De gauche à droite, Dre Linda Pinsonneault et Dre Mélissa Généreux de la Direction de la santé publique, Bernard Lacroix, directeur général de la CSHC et le directeur des services de l'enseignement, Martial Gaudreau, ainsi que Chantal Bélanger, directrice par intérim de l'école Saint-Luc.

Moisissures à l'école St-Luc: les élèves déménageront à La Frontalière

La cloche a sonné pour les 144 élèves de l'école Saint-Luc de Barnston et les membres du personnel : à compter de mercredi prochain, tout le monde déménagera vers l'école secondaire La Frontalière, de Coaticook, jusqu'à la fin de l'année scolaire.

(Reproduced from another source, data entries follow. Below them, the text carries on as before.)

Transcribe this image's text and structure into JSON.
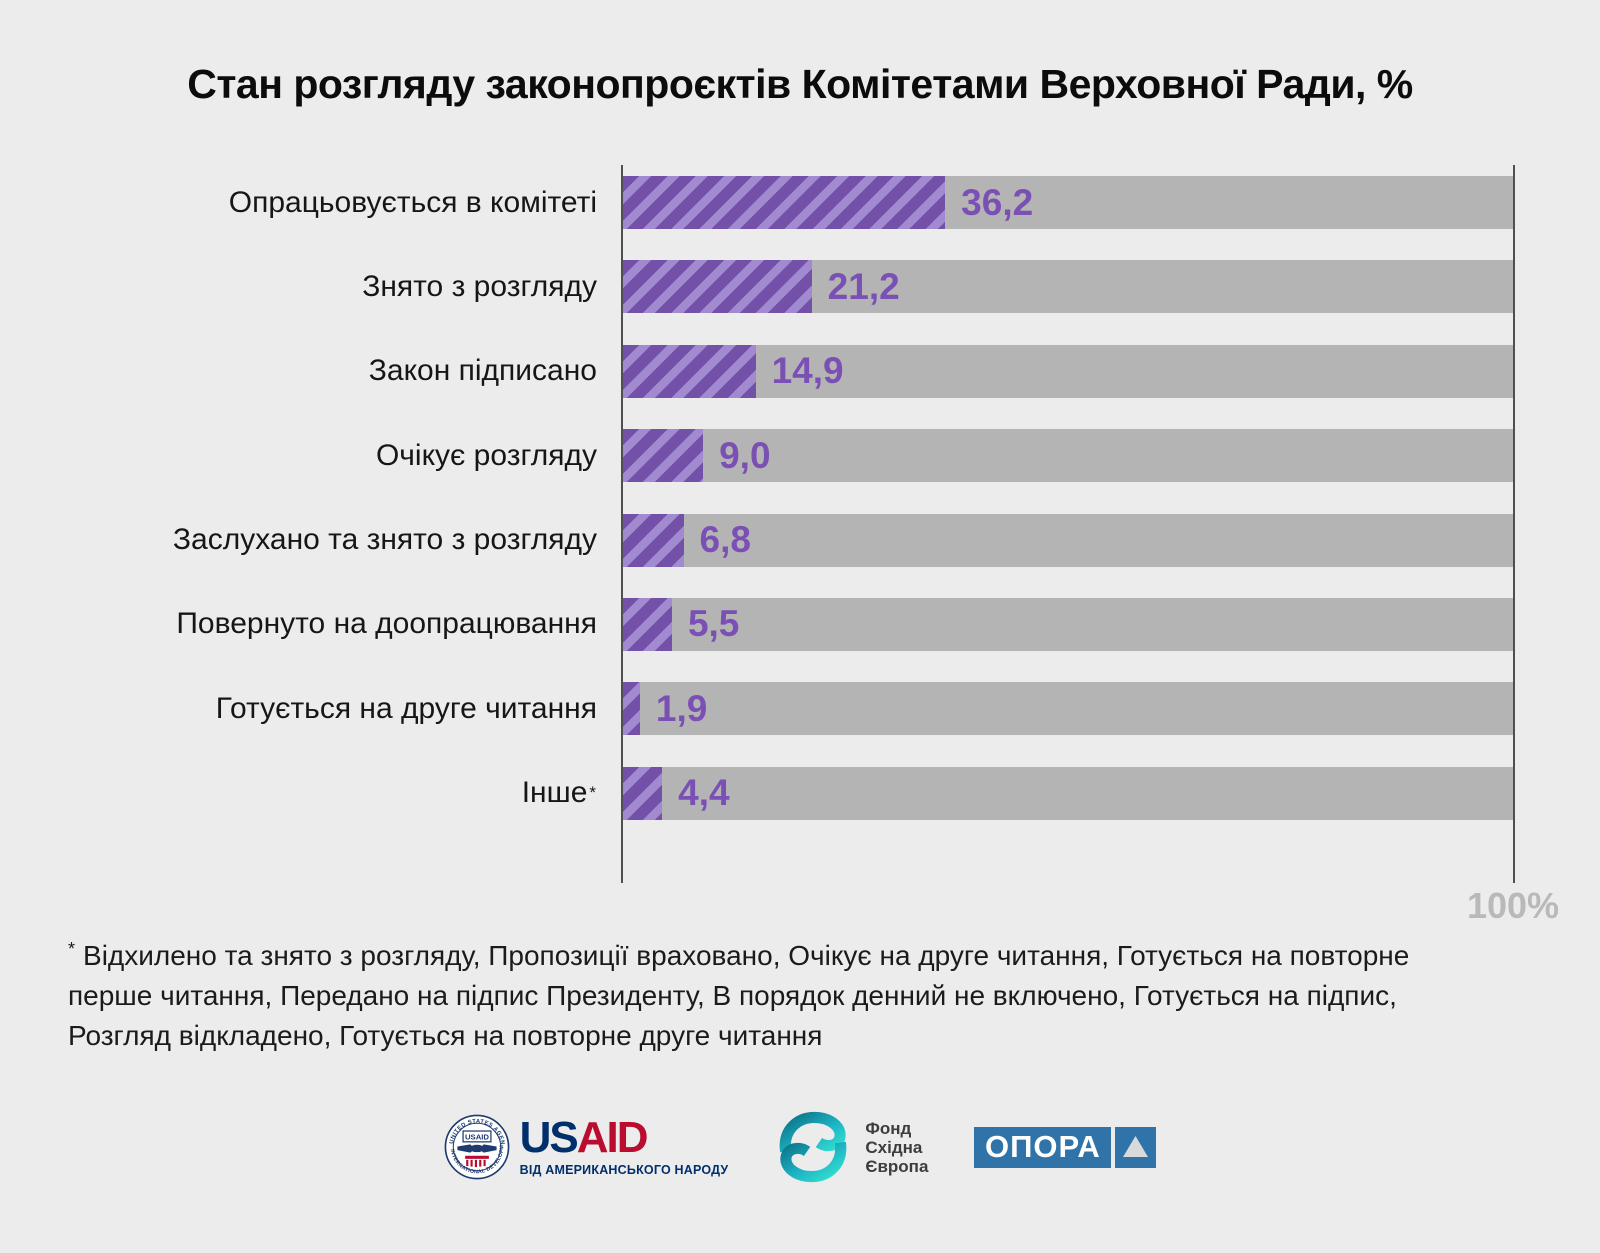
{
  "title": "Стан розгляду законопроєктів Комітетами Верховної Ради, %",
  "chart_data": {
    "type": "bar",
    "orientation": "horizontal",
    "title": "Стан розгляду законопроєктів Комітетами Верховної Ради, %",
    "categories": [
      "Опрацьовується в комітеті",
      "Знято з розгляду",
      "Закон підписано",
      "Очікує розгляду",
      "Заслухано та знято з розгляду",
      "Повернуто на доопрацювання",
      "Готується на друге читання",
      "Інше"
    ],
    "values": [
      36.2,
      21.2,
      14.9,
      9.0,
      6.8,
      5.5,
      1.9,
      4.4
    ],
    "value_labels": [
      "36,2",
      "21,2",
      "14,9",
      "9,0",
      "6,8",
      "5,5",
      "1,9",
      "4,4"
    ],
    "xlim": [
      0,
      100
    ],
    "axis_end_label": "100%",
    "grid": false,
    "legend": false,
    "colors": {
      "bar_stripe_dark": "#7451a9",
      "bar_stripe_light": "#a28ad0",
      "track": "#b4b4b4",
      "value_text": "#7b50b4",
      "axis_line": "#4f4f4f",
      "background": "#ececec",
      "hundred_label": "#b9b9b9"
    }
  },
  "footnote": {
    "marker": "*",
    "text": "Відхилено та знято з розгляду, Пропозиції враховано, Очікує на друге читання, Готується на повторне перше читання, Передано на підпис Президенту, В порядок денний не включено, Готується на підпис, Розгляд відкладено, Готується на повторне друге читання"
  },
  "footer": {
    "usaid": {
      "wordmark_us": "US",
      "wordmark_aid": "AID",
      "tagline": "ВІД АМЕРИКАНСЬКОГО НАРОДУ",
      "seal_top": "UNITED STATES AGENCY",
      "seal_bottom": "INTERNATIONAL DEVELOPMENT",
      "seal_center": "USAID",
      "navy": "#002f6c",
      "red": "#ba0c2f"
    },
    "eef": {
      "line1": "Фонд",
      "line2": "Східна",
      "line3": "Європа",
      "teal_dark": "#0c7186",
      "teal_light": "#35e3d0"
    },
    "opora": {
      "wordmark": "ОПОРА",
      "blue": "#2f73a9"
    }
  }
}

La décision repose, entre autres, sur les tests de qualité de l'air qui révèlent une concentration élevée de moisissures, plus particulièrement l'aspergillus/penicillium, dans les locaux d'usages généraux, soit le gymnase et les vestiaires.
« Considérant que plusieurs enfants et membres du personnel présentent des problèmes de santé compatibles avec la présence de moisissures, que des investigations supplémentaires doivent être réalisées dans les locaux dont le profil fongique est anormal et que la situation ne peut être corrigée à court terme, la Direction de la santé publique recommande le déménagement des enfants », a annoncé la directrice de Santé publique Estrie, Dre Mélissa Généreux, devant la soixantaine de parents présents à la rencontre d'information de mardi soir.
La décision confirme la rumeur qui circulait déjà au sein du petit village de Barnston, suscitant la colère des uns et le soulagement des autres puisque, malgré les opinions divergentes, on sentait un certain apaisement dans l'atmosphère.
Les tests de qualité de l'air révélaient aussi des taux élevés de CO2 dans la plupart des locaux de classe, conjugués à des taux d'humidité relativement bas. Quant aux résultats préliminaires de l'enquête de santé menée auprès des parents et du personnel enseignant au cours des dernières semaines, ils ont permis d'identifier qu'une personne sur quatre présentait des symptômes liés à la qualité de l'air. Toutefois, le taux de réponse de cette enquête étant de seulement 56 %, la Direction de la santé publique a choisi de prolonger le délai de participation jusqu'au 12 février. « Même si les résultats préliminaires sont suffisamment représentatifs pour valider notre recommandation, un meilleur échantillonnage nous permettra de raffiner la compréhension de la situation », a expliqué Dre Linda Pinsonneault, médecin-conseil à la Direction de la santé publique. Le portrait final de l'enquête devrait être connu autour de la semaine de relâche.
Déménagement dès mercredi prochain
Le transfert sera effectif à compter de mercredi prochain, le 12 février, avec un congé les 6, 7, 10 et 11 février. Le service de garde sera rouvert à l'école La Frontalière à compter du lundi 10 février. Entre temps, la direction de l'école d'accueil s'affaire à libérer l'aile qui sera occupée et réservée à l'usage exclusif des 144 nouveaux élèves et de leurs enseignants. Quant au transport scolaire, les inquiétudes des parents étaient fort nombreuses, notamment en ce qui concerne les horaires, ainsi que la cohabitation des tout-petits avec les grands du secondaire. Des mesures ont été prises à divers niveaux, mais la directrice par intérim, Chantal Bélanger, s'est montrée rassurante.
« Les enfants ont une capacité d'adaptation étonnante. La première journée on les accompagne et dès la deuxième journée ils nous regardent comme s'ils se demandaient ce qu'on faisait là! » Une rencontre est d'ailleurs prévue ce matin avec les enfants, afin de leur expliquer la situation, les étapes à venir, ainsi que les choses à emporter en prévision du déménagement. Entre temps, tous les parents absents à la rencontre de mardi soir ont été joints par téléphone afin de les informer de la décision de la CSHC, de même que les inviter à venir récupérer les effets personnels de leurs enfants dans les casiers.
Avec la collaboration du Centre de santé et des services sociaux de la MRC-de-Coaticook, on a aussi prévu un soutien psychologique auprès des enfants qui seront fragilisés par le changement. La CSHC entend faire tout en son pouvoir afin d'assurer dès l'automne prochain « une rentrée scolaire normale dans des lieux sains », suivant les propos du directeur général, Bernard Lacroix. Il en fait un objectif, mais non une promesse.